A deal between the City of Detroit and Herb Strather, a local casino and real estate developer, to buy more than 6,000 foreclosed homes in the city for nearly $3.2 million is dead.

Initially, the city did not anticipate any buyer stepping forward to buy the blighted properties at auction two weeks ago. But a “mystery buyer” surprised the city by bidding almost $3.2 million for the properties, almost half of which need to be torn down.

Strather was revealed as the mystery buyer behind the purchase last week, in a report from Businessweek.

The Businessweek article said that no one was expected to bid on the bundle, which was a grouping together of about 6,000 thousand properties in good shape with roughly 2,000 vacant lots and another 3,000 properties that must be demolished.

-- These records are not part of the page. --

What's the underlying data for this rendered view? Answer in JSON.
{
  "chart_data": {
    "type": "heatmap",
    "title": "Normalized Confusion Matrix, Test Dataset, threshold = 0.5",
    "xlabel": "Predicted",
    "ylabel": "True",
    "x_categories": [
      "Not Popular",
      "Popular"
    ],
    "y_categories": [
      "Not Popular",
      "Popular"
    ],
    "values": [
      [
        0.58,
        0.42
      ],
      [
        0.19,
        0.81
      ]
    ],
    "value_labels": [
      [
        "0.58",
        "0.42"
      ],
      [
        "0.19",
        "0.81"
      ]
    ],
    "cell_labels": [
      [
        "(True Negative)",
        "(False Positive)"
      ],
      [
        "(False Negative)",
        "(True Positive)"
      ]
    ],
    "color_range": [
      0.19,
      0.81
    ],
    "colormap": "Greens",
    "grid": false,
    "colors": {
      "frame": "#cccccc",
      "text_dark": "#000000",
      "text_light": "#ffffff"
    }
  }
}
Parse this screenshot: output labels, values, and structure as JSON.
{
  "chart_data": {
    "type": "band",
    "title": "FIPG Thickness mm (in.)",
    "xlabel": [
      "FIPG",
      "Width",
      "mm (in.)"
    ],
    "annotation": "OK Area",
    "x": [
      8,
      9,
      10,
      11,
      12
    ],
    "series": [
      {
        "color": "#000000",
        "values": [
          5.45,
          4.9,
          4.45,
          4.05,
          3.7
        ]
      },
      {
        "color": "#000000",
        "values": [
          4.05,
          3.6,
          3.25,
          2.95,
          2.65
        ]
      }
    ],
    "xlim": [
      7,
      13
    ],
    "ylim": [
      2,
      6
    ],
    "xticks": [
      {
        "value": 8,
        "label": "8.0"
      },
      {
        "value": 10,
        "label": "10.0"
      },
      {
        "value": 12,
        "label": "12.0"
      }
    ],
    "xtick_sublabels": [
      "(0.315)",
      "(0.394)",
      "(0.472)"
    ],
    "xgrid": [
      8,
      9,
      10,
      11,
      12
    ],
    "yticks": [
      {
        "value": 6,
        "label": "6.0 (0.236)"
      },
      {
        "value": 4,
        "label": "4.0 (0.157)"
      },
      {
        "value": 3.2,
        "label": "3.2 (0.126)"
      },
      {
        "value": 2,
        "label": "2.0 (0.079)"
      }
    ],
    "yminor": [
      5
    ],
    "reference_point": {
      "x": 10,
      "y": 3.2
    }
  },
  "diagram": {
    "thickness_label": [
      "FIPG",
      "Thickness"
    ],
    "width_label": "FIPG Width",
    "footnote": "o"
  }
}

After Strather won the bid, the city said that he was responsible for coming up with a plan for the demolition work, which was estimated to cost more than $24 million.

Now, the deal has fallen apart, according to a new report from Businessweek. From the Businessweek report:

Last week he (Strather) told Bloomberg Businessweek that he’d hoped to keep some of the best parcels for his investment fund and find a way to get the city to use federal funding to demolish the decrepit properties. The Wayne County’s deputy treasurer, David Szymanski, said a plan like that wasn’t “going to fly,” and the land bank said it’s allowed to demolish only properties it owns.

Szymanski told Strather that the winner bidder would be required to pay for the demolition.

Those expectations were public before the auction closed, and Szymanksi says, “I don’t know how somebody could interpret” the original guidance to allow a plan to offload the worst properties on the city. Szymanski says Strather also met with Detroit Mayor Mike Duggan before withdrawing his offer.

Now the properties will be turned over to the city, which will utilize its “newly rejuvenated” land bank to lead the rehabilitation process.